Le lendemain, Jean-Luc est parti au travail l'air soucieux. La plainte que j'avais déposée contre le livreur le stressait, même s'il ne voulait pas l'admettre. Monique, elle, semblait avoir déjà oublié l'incident du colis. Elle s'ennuyait. Et quand Monique s'ennuyait, elle cherchait des distractions.

Vers midi, mon téléphone a sonné. C'était Jean-Luc. Sa voix était tendue, presque un murmure.

« Liliane, tu ne devineras jamais ce qui vient de se passer. »

« Quoi donc ? » ai-je demandé, feignant l'inquiétude.

« Il y a eu un vol au bureau. Un truc complètement dingue. »

Je souriais intérieurement. Je le savais. Je savais qu'elle ne pourrait pas s'en empêcher. La veille, Jean-Luc avait mentionné qu'une de ses collègues, jeune maman, tirait son lait et le conservait dans le frigo commun du bureau.

« Un vol ? On vous a pris de l'argent ? »

« Pire », a-t-il soufflé. « Quelqu'un a volé les biberons de lait maternel de Sandrine. Tous. Elle est dans tous ses états, son bébé ne boit que ça. C'est invraisemblable. Qui ferait une chose pareille ? »

J'ai pris une voix choquée.

« Du lait maternel ? Mais c'est horrible ! Et dégoûtant ! »

« Je sais ! Tout le monde est sous le choc. Le chef est furieux, il a dit que c'était inadmissible. Sandrine pleure dans son bureau. »

Un petit silence. Puis il a ajouté, avec une sorte de fierté mal placée.

« J'ai dit au chef qu'il fallait absolument trouver le coupable. J'ai exigé qu'on regarde les enregistrements de la caméra de surveillance de la salle de pause. On ne peut pas laisser passer ça. »

J'ai failli éclater de rire. C'était trop parfait. Il s'était jeté lui-même dans la gueule du loup.

« Tu as bien fait, mon chéri. C'est une question de principe. »

J'ai attendu. Je savais que l'appel suivant ne tarderait pas. Il est arrivé vingt minutes plus tard. C'était encore Jean-Luc. Mais cette fois, il ne chuchotait plus. Il semblait au bord de l'apoplexie.

« Liliane... »

Sa voix était blanche.

« Qu'est-ce qu'il y a ? Vous avez trouvé le voleur ? »
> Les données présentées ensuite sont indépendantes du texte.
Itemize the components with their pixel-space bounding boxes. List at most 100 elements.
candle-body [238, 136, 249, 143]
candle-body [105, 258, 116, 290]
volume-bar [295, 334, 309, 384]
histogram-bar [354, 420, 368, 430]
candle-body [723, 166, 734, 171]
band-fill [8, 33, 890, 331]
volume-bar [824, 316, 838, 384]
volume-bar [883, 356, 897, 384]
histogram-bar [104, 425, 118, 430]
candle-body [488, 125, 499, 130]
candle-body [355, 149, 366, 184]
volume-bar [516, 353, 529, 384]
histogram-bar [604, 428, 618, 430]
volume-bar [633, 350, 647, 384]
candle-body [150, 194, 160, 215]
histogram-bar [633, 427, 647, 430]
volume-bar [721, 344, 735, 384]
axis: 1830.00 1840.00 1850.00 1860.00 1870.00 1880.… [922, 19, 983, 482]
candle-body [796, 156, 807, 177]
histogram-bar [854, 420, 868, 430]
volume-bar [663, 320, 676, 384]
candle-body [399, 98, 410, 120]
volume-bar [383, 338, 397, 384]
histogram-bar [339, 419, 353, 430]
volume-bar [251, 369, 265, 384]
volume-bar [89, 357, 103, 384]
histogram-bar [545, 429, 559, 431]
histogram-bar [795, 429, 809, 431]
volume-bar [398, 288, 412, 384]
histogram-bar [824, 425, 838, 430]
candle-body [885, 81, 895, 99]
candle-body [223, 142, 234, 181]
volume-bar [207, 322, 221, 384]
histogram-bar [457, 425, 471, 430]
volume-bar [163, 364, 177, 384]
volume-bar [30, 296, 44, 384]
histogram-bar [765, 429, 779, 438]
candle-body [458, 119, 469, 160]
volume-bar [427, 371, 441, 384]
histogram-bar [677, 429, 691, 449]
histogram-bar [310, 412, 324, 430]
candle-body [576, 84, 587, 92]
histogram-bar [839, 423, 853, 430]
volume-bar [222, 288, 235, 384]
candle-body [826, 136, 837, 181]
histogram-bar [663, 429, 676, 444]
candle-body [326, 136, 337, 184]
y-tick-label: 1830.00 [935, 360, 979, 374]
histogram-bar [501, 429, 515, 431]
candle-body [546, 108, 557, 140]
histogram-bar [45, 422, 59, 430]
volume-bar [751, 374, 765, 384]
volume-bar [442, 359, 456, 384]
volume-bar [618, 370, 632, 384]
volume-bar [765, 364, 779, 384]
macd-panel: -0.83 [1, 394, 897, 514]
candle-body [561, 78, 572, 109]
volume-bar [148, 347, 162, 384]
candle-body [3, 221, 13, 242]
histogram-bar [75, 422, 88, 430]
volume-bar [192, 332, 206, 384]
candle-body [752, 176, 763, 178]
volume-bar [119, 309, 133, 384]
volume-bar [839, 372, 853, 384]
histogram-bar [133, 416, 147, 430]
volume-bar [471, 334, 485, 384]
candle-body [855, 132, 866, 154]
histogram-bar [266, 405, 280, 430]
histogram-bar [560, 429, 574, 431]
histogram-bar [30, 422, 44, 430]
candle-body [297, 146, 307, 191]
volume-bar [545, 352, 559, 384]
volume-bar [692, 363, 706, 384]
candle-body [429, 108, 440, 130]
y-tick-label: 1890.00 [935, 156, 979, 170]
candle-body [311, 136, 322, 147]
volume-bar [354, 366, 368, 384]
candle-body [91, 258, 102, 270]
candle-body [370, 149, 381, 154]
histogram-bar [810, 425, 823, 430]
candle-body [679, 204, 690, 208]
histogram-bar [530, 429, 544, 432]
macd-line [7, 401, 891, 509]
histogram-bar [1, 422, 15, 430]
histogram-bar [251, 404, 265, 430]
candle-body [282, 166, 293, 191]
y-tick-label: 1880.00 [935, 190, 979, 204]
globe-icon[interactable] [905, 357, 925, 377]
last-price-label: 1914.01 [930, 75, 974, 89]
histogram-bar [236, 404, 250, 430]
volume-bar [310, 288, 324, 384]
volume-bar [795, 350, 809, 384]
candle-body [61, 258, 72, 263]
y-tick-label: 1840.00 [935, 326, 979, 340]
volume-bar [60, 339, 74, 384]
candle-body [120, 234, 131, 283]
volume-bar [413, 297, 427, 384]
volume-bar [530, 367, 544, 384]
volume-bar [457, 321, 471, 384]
Un long silence. J'entendais sa respiration saccadée.

« C'est maman. »

Il l'a dit comme s'il venait de recevoir un coup de poing.

« Quoi ? »

« On a regardé la vidéo. Elle est passée ce matin, soi-disant pour m'apporter un pull que j'avais oublié. Sur la vidéo, on la voit... on la voit ouvrir le frigo, regarder autour d'elle, prendre les trois biberons, les mettre dans son sac et partir. »

J'ai entendu des voix en arrière-plan. Son chef, probablement.

« Le chef vient de me voir. Il m'a montré l'écran. Il m'a demandé si je connaissais cette femme. J'ai dû lui dire... J'ai dû lui dire que c'était ma mère. »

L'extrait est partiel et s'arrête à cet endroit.